Coal fly ash (CFA), a by-product of coal combustion has been regarded as a problematic solid waste, mainly due to its potentially toxic trace elements, PTEs (e.g. Cd, Cr, Ni, Pb) and organic compounds (e.g. PCBs, PAHs) content. However, CFA is a useful source of essential plant nutrients (e.g. Ca, Mg, K, P, S, B, Fe, Cu and Zn). Uncontrolled land disposal of CFA is likely to cause undesirable changes in soil conditions, including contamination with PTEs, PAHs and PCBs. Prudent CFA land application offers considerable opportunities, particularly for nutrient supplementation, pH correction and ameliorating soil physical conditions (soil compaction, water retention and drainage). Since CFA contains little or no N and organic carbon, and CFA-borne P is not readily plant available, a mixture of CFA and manure or sewage sludge (SS) is better suited than CFA alone.
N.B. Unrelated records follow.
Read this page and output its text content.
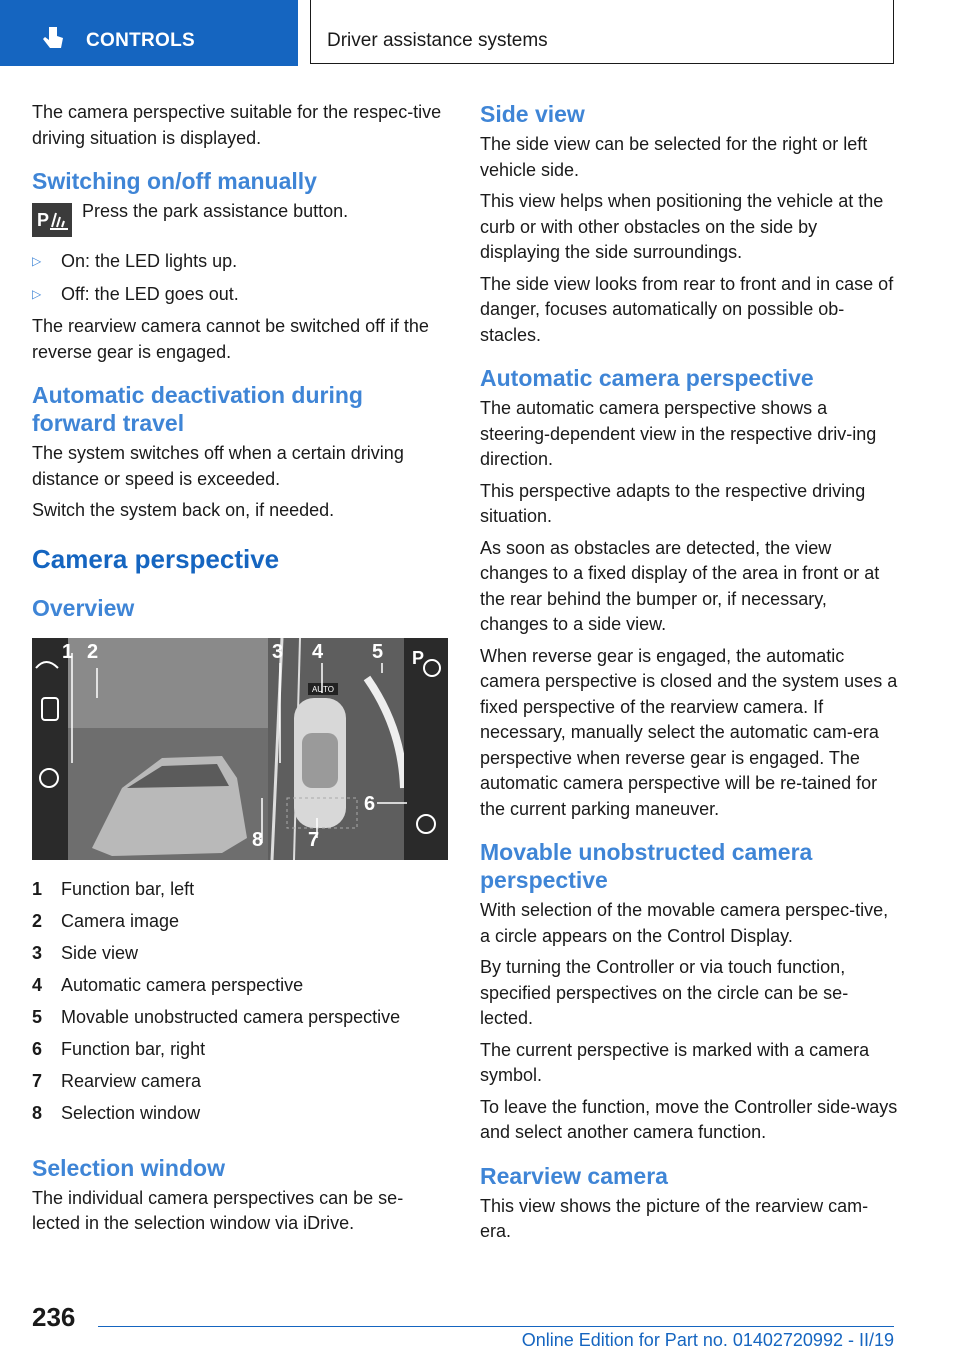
CONTROLS	Driver assistance systems

The camera perspective suitable for the respec-tive driving situation is displayed.

Switching on/off manually
P	Press the park assistance button.

▷	On: the LED lights up.
▷	Off: the LED goes out.

The rearview camera cannot be switched off if the reverse gear is engaged.

Automatic deactivation during forward travel

The system switches off when a certain driving distance or speed is exceeded.

Switch the system back on, if needed.

Camera perspective
Overview
AUTO
P
1 2	3 4 5
6
7
8
1	Function bar, left
2	Camera image
3	Side view
4	Automatic camera perspective
5	Movable unobstructed camera perspective
6	Function bar, right
7	Rearview camera
8	Selection window
Selection window

The individual camera perspectives can be se-lected in the selection window via iDrive.

Side view

The side view can be selected for the right or left vehicle side.

This view helps when positioning the vehicle at the curb or with other obstacles on the side by displaying the side surroundings.

The side view looks from rear to front and in case of danger, focuses automatically on possible ob-stacles.

Automatic camera perspective

The automatic camera perspective shows a steering-dependent view in the respective driv-ing direction.

This perspective adapts to the respective driving situation.

As soon as obstacles are detected, the view changes to a fixed display of the area in front or at the rear behind the bumper or, if necessary, changes to a side view.

When reverse gear is engaged, the automatic camera perspective is closed and the system uses a fixed perspective of the rearview camera. If necessary, manually select the automatic cam-era perspective when reverse gear is engaged. The automatic camera perspective will be re-tained for the current parking maneuver.

Movable unobstructed camera perspective

With selection of the movable camera perspec-tive, a circle appears on the Control Display.

By turning the Controller or via touch function, specified perspectives on the circle can be se-lected.

The current perspective is marked with a camera symbol.

To leave the function, move the Controller side-ways and select another camera function.

Rearview camera

This view shows the picture of the rearview cam-era.

236
Online Edition for Part no. 01402720992 - II/19
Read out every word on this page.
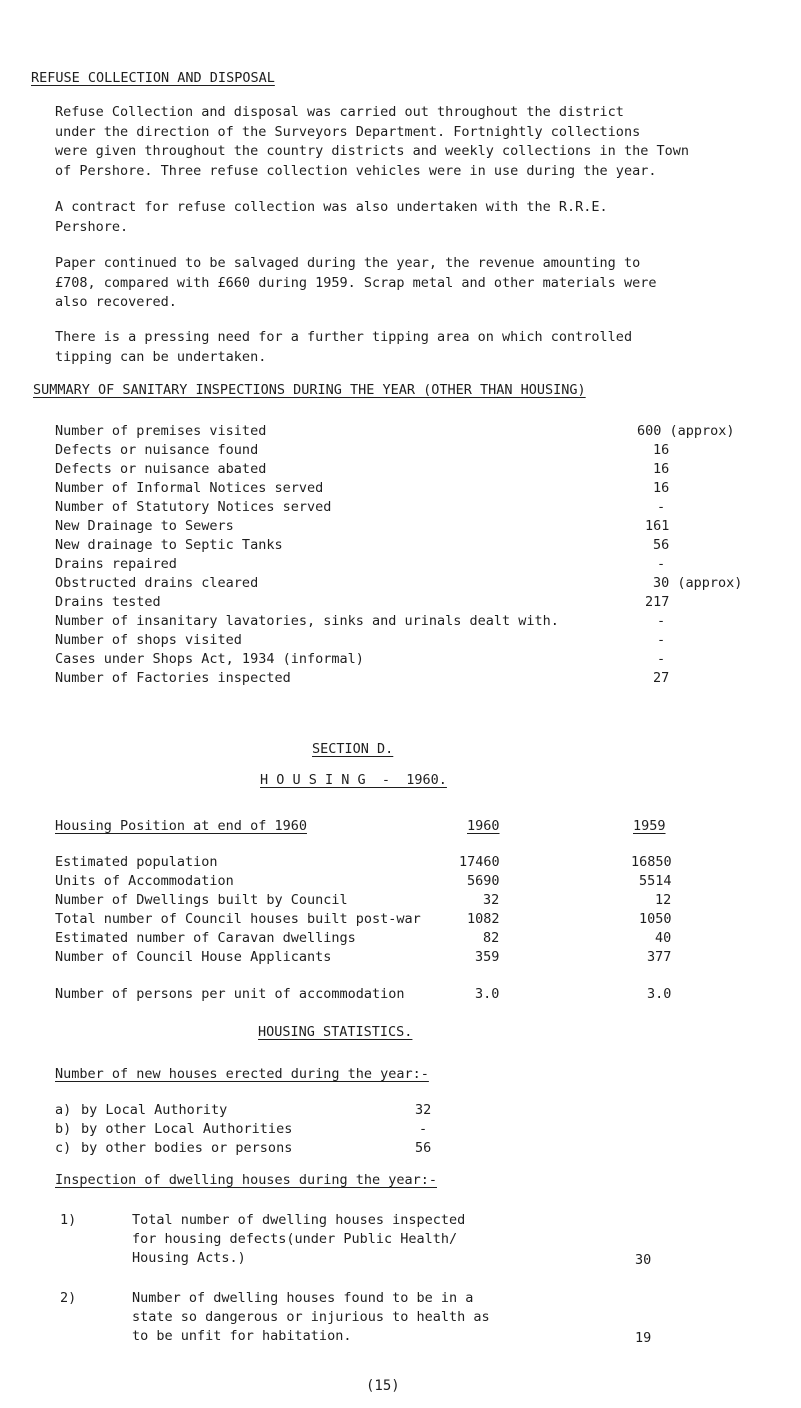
REFUSE COLLECTION AND DISPOSAL
Refuse Collection and disposal was carried out throughout the district
under the direction of the Surveyors Department. Fortnightly collections
were given throughout the country districts and weekly collections in the Town
of Pershore. Three refuse collection vehicles were in use during the year.
A contract for refuse collection was also undertaken with the R.R.E.
Pershore.
Paper continued to be salvaged during the year, the revenue amounting to
£708, compared with £660 during 1959. Scrap metal and other materials were
also recovered.
There is a pressing need for a further tipping area on which controlled
tipping can be undertaken.
SUMMARY OF SANITARY INSPECTIONS DURING THE YEAR (OTHER THAN HOUSING)
Number of premises visited	600 (approx)
Defects or nuisance found	16
Defects or nuisance abated	16
Number of Informal Notices served	16
Number of Statutory Notices served	-
New Drainage to Sewers	161
New drainage to Septic Tanks	56
Drains repaired	-
Obstructed drains cleared	30 (approx)
Drains tested	217
Number of insanitary lavatories, sinks and urinals dealt with.	-
Number of shops visited	-
Cases under Shops Act, 1934 (informal)	-
Number of Factories inspected	27
SECTION D.
H O U S I N G  -  1960.
Housing Position at end of 1960	1960	1959
Estimated population	17460	16850
Units of Accommodation	5690	5514
Number of Dwellings built by Council	32	12
Total number of Council houses built post-war	1082	1050
Estimated number of Caravan dwellings	82	40
Number of Council House Applicants	359	377
Number of persons per unit of accommodation	3.0	3.0
HOUSING STATISTICS.
Number of new houses erected during the year:-
a) by Local Authority	32
b) by other Local Authorities	-
c) by other bodies or persons	56
Inspection of dwelling houses during the year:-
1)	Total number of dwelling houses inspected
for housing defects(under Public Health/
Housing Acts.)	30
2)	Number of dwelling houses found to be in a
state so dangerous or injurious to health as
to be unfit for habitation.	19
(15)
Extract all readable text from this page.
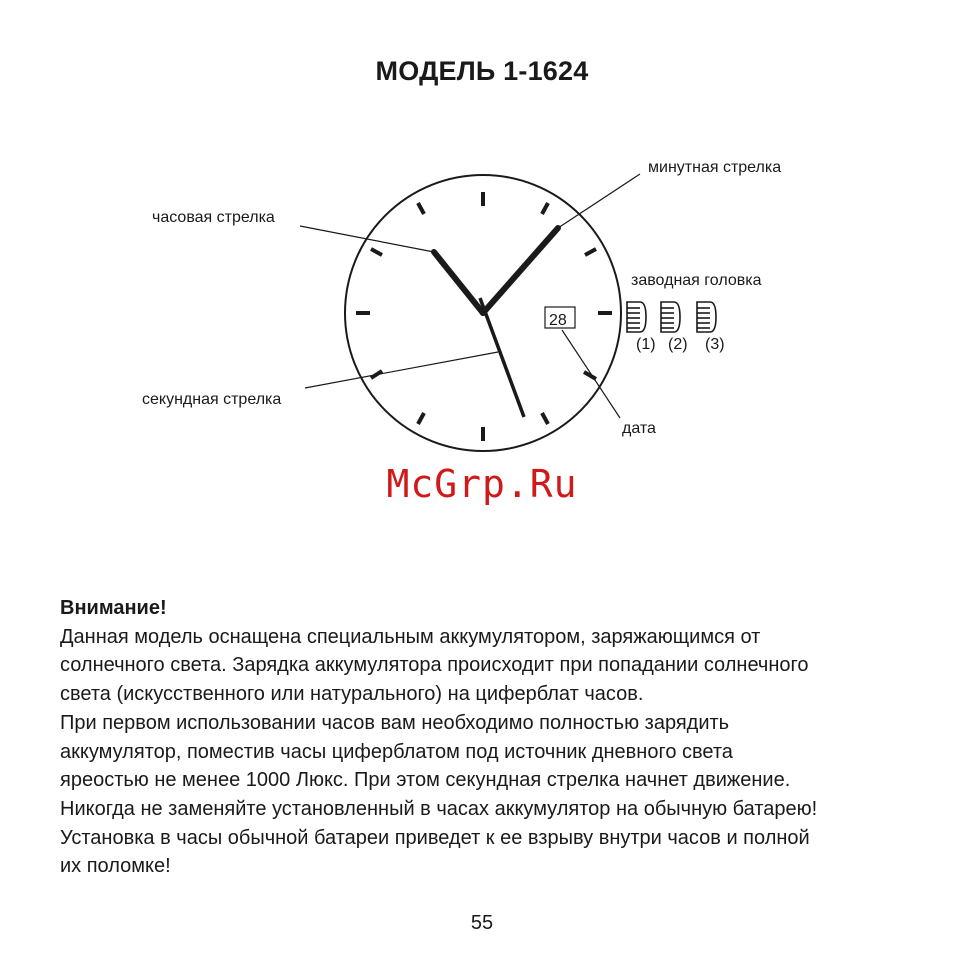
МОДЕЛЬ 1-1624
28
(1) (2) (3)
минутная стрелка
часовая стрелка
заводная головка
секундная стрелка
дата
McGrp.Ru
Внимание!
Данная модель оснащена специальным аккумулятором, заряжающимся от
солнечного света. Зарядка аккумулятора происходит при попадании солнечного
света (искусственного или натурального) на циферблат часов.
При первом использовании часов вам необходимо полностью зарядить
аккумулятор, поместив часы циферблатом под источник дневного света
яреостью не менее 1000 Люкс. При этом секундная стрелка начнет движение.
Никогда не заменяйте установленный в часах аккумулятор на обычную батарею!
Установка в часы обычной батареи приведет к ее взрыву внутри часов и полной
их поломке!
55
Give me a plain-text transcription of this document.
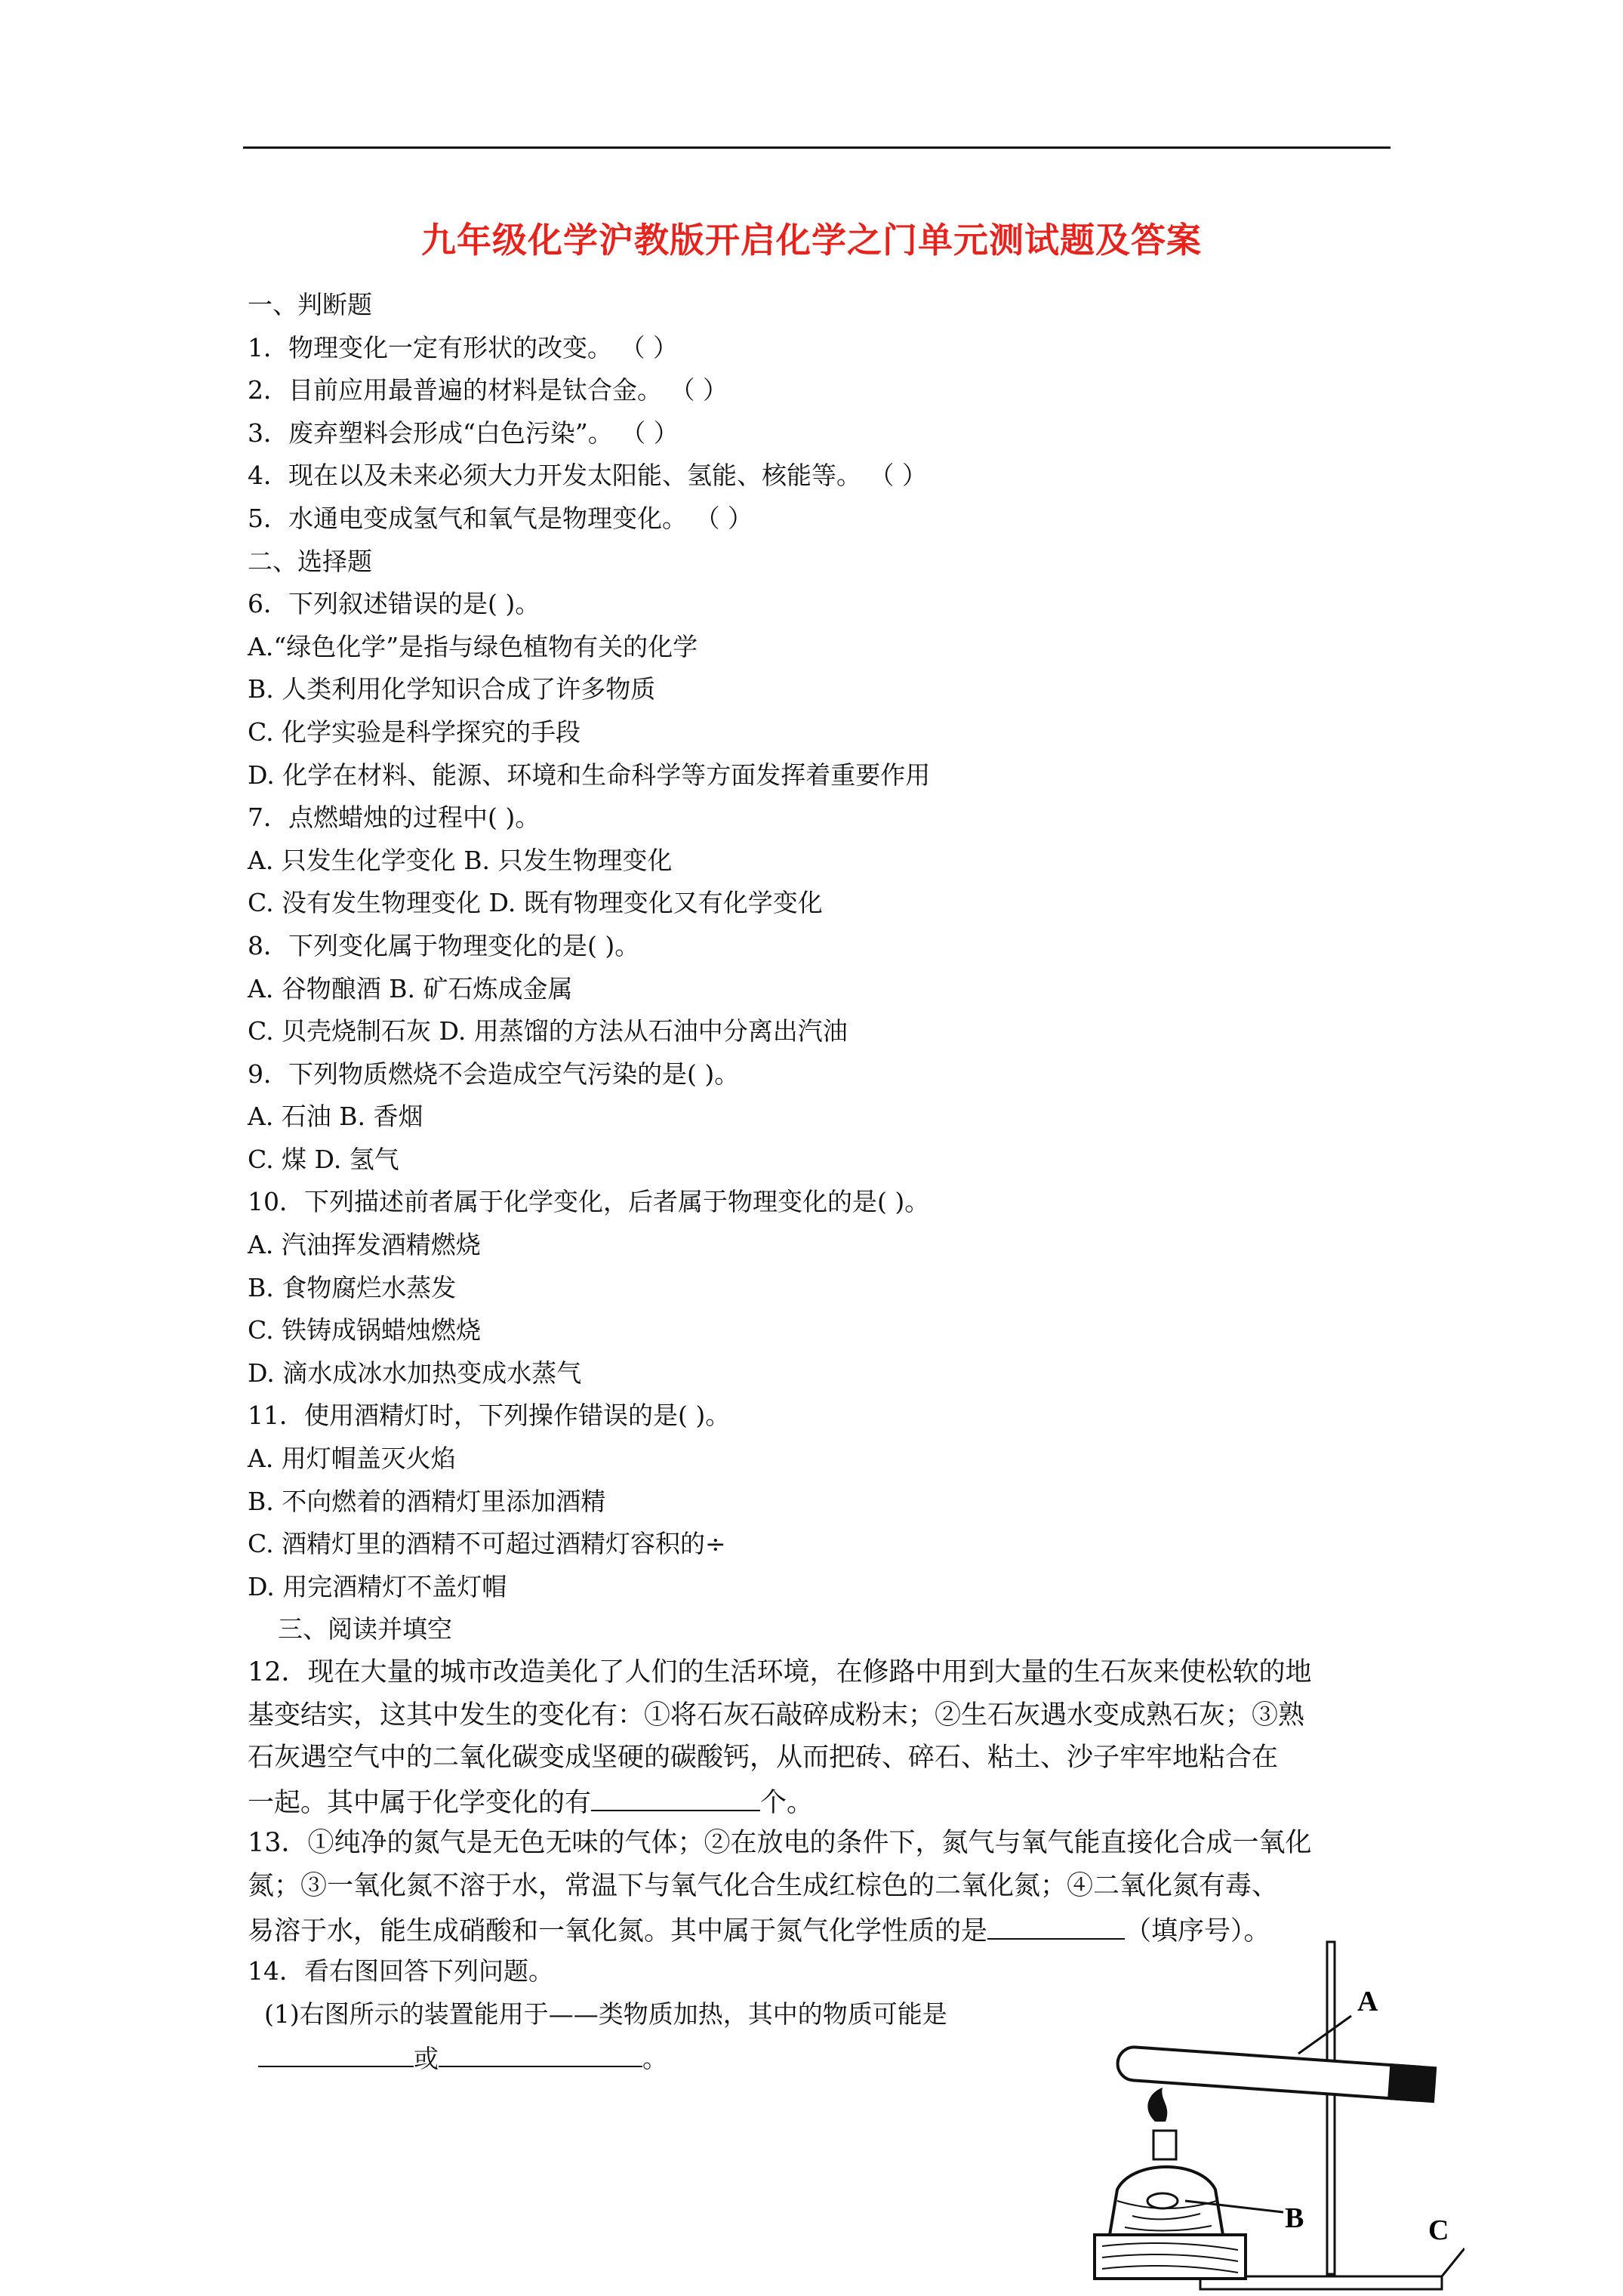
九年级化学沪教版开启化学之门单元测试题及答案
一、判断题
1．物理变化一定有形状的改变。 （ ）
2．目前应用最普遍的材料是钛合金。 （ ）
3．废弃塑料会形成“白色污染”。 （ ）
4．现在以及未来必须大力开发太阳能、氢能、核能等。 （ ）
5．水通电变成氢气和氧气是物理变化。 （ ）
二、选择题
6．下列叙述错误的是( )。
A.“绿色化学”是指与绿色植物有关的化学
B. 人类利用化学知识合成了许多物质
C. 化学实验是科学探究的手段
D. 化学在材料、能源、环境和生命科学等方面发挥着重要作用
7．点燃蜡烛的过程中( )。
A. 只发生化学变化 B. 只发生物理变化
C. 没有发生物理变化 D. 既有物理变化又有化学变化
8．下列变化属于物理变化的是( )。
A. 谷物酿酒 B. 矿石炼成金属
C. 贝壳烧制石灰 D. 用蒸馏的方法从石油中分离出汽油
9．下列物质燃烧不会造成空气污染的是( )。
A. 石油 B. 香烟
C. 煤 D. 氢气
10．下列描述前者属于化学变化，后者属于物理变化的是( )。
A. 汽油挥发酒精燃烧
B. 食物腐烂水蒸发
C. 铁铸成锅蜡烛燃烧
D. 滴水成冰水加热变成水蒸气
11．使用酒精灯时，下列操作错误的是( )。
A. 用灯帽盖灭火焰
B. 不向燃着的酒精灯里添加酒精
C. 酒精灯里的酒精不可超过酒精灯容积的÷
D. 用完酒精灯不盖灯帽
三、阅读并填空
12．现在大量的城市改造美化了人们的生活环境，在修路中用到大量的生石灰来使松软的地
基变结实，这其中发生的变化有：①将石灰石敲碎成粉末；②生石灰遇水变成熟石灰；③熟
石灰遇空气中的二氧化碳变成坚硬的碳酸钙，从而把砖、碎石、粘土、沙子牢牢地粘合在
一起。其中属于化学变化的有	个。
13．①纯净的氮气是无色无味的气体；②在放电的条件下，氮气与氧气能直接化合成一氧化
氮；③一氧化氮不溶于水，常温下与氧气化合生成红棕色的二氧化氮；④二氧化氮有毒、
易溶于水，能生成硝酸和一氧化氮。其中属于氮气化学性质的是	（填序号）。
14．看右图回答下列问题。
(1)右图所示的装置能用于——类物质加热，其中的物质可能是
或	。
A
B	C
Additionally, land application of such a mixture can mitigate the mobility of SS-borne PTEs, which is known to increase following cessation of SS application. Research analysis further shows that application of alkaline CFA with or without other amendments can help remediate at least marginally metal contaminated soils by immobilisation of mobile metal forms. CFA land application with SS or other source of organic carbon, N and P can help effectively reclaim/restore mining-affected lands. Given the variability in the nature and composition of CFA (pH, macro- and micro-nutrients) and that of soil (pH, texture and fertility), the choice of CFA (acidic or alkaline and its application rate) needs to consider the properties and problems of the soil. CFA can also be used as a low cost sorbent for the removal of organic and inorganic contaminants from wastewater streams; the disposal of spent CFA however can pose further challenges. Problems in CFA use as a soil amendment occur when it results in undesirable change in soil pH, imbalance in nutrient supply, boron toxicity in plants, excess supply of sulphate and PTEs. These problems, however, are usually associated with excess or inappropriate CFA applications. The levels of PAHs and PCBs in CFA are generally low; their effects on soil biota, uptake by plants and soil persistence, however, need to be assessed. In spite of this, co-application of CFA with manure or SS to land enhances its effectiveness in soil improvements.